27 En Hij zal zeggen: Ik zeg u, Ik ken u niet, van waar gij zijt; wijkt van Mij af, alle gij werkers der ongerechtigheid!

28 Aldaar zal zijn wening en knersing der tanden, wanneer gij zult zien Abraham, en Izak, en Jakob, en al de profeten in het Koninkrijk Gods, maar ulieden buiten uitgeworpen.

29 En daar zullen er komen van Oosten en Westen, en van Noorden en Zuiden, en zullen aanzitten in het Koninkrijk Gods.

30 En ziet, er zijn laatsten, die de eersten zullen zijn; en er zijn eersten, die de laatsten zullen zijn.
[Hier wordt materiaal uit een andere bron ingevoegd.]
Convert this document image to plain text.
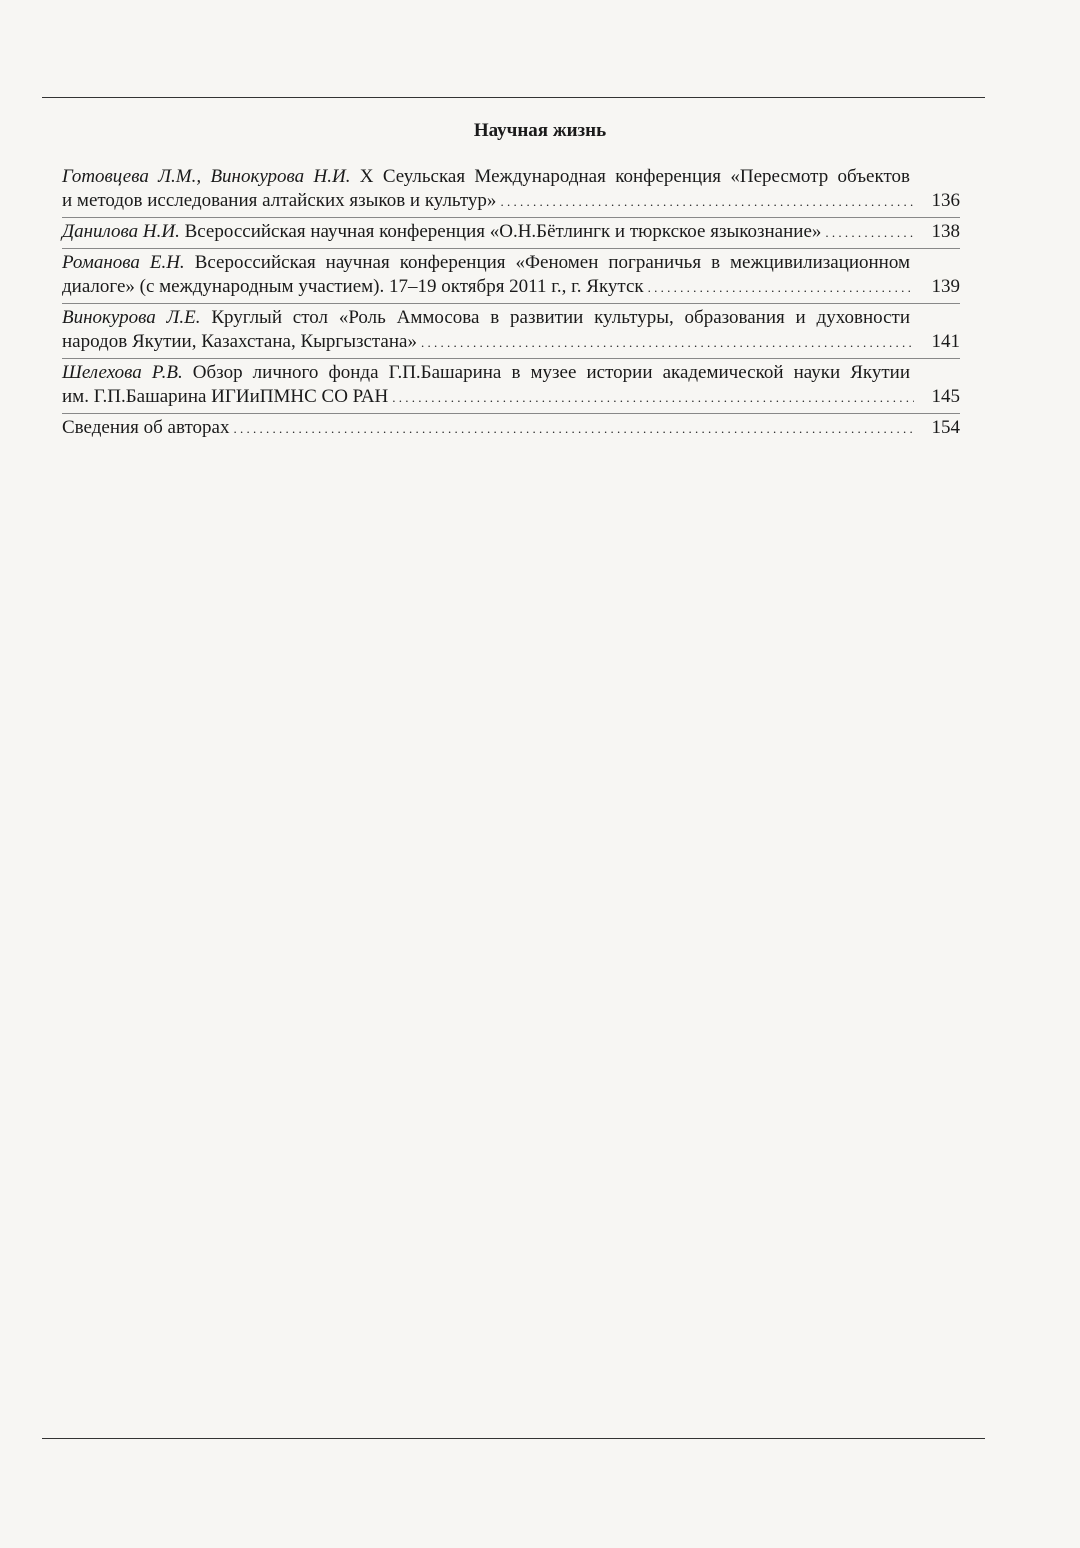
Научная жизнь
Готовцева Л.М., Винокурова Н.И. Х Сеульская Международная конференция «Пересмотр объектов
и методов исследования алтайских языков и культур» . . .	136
Данилова Н.И.
Всероссийская научная конференция «О.Н.Бётлингк и тюркское языкознание» . . .	138
Романова Е.Н. Всероссийская научная конференция «Феномен пограничья в межцивилизационном
диалоге» (с международным участием). 17–19 октября 2011 г., г. Якутск . . .	139
Винокурова Л.Е. Круглый стол «Роль Аммосова в развитии культуры, образования и духовности
народов Якутии, Казахстана, Кыргызстана» . . .	141
Шелехова Р.В. Обзор личного фонда Г.П.Башарина в музее истории академической науки Якутии
им. Г.П.Башарина ИГИиПМНС СО РАН . . .	145
Сведения об авторах . . .	154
31 Te dienzelfden dage kwamen er enige Farizeen, zeggende tot Hem: Ga weg, en vertrek van hier; want Herodes wil U doden.

32 En Hij zeide tot hen: Gaat heen, en zegt dien vos: Zie, Ik werp duivelen uit, en maak gezond, heden en morgen, en ten derden dage worde Ik voleindigd.

33 Doch Ik moet heden, en morgen, en den volgenden dag reizen; want het gebeurt niet, dat een profeet gedood wordt buiten Jeruzalem.

34 Jeruzalem, Jeruzalem! gij, die de profeten doodt, en stenigt, die tot u gezonden zijn, hoe menigmaal heb Ik uw kinderen willen bijeenvergaderen, gelijkerwijs een hen haar kiekens onder de vleugelen vergadert; en gijlieden hebt niet gewild?

35 Ziet, uw huis wordt ulieden woest gelaten. En voorwaar, Ik zeg u, dat gij Mij niet zult zien, totdat de tijd zal gekomen zijn, als gij zult zeggen: Gezegend is Hij, Die komt in den Naam des Heeren!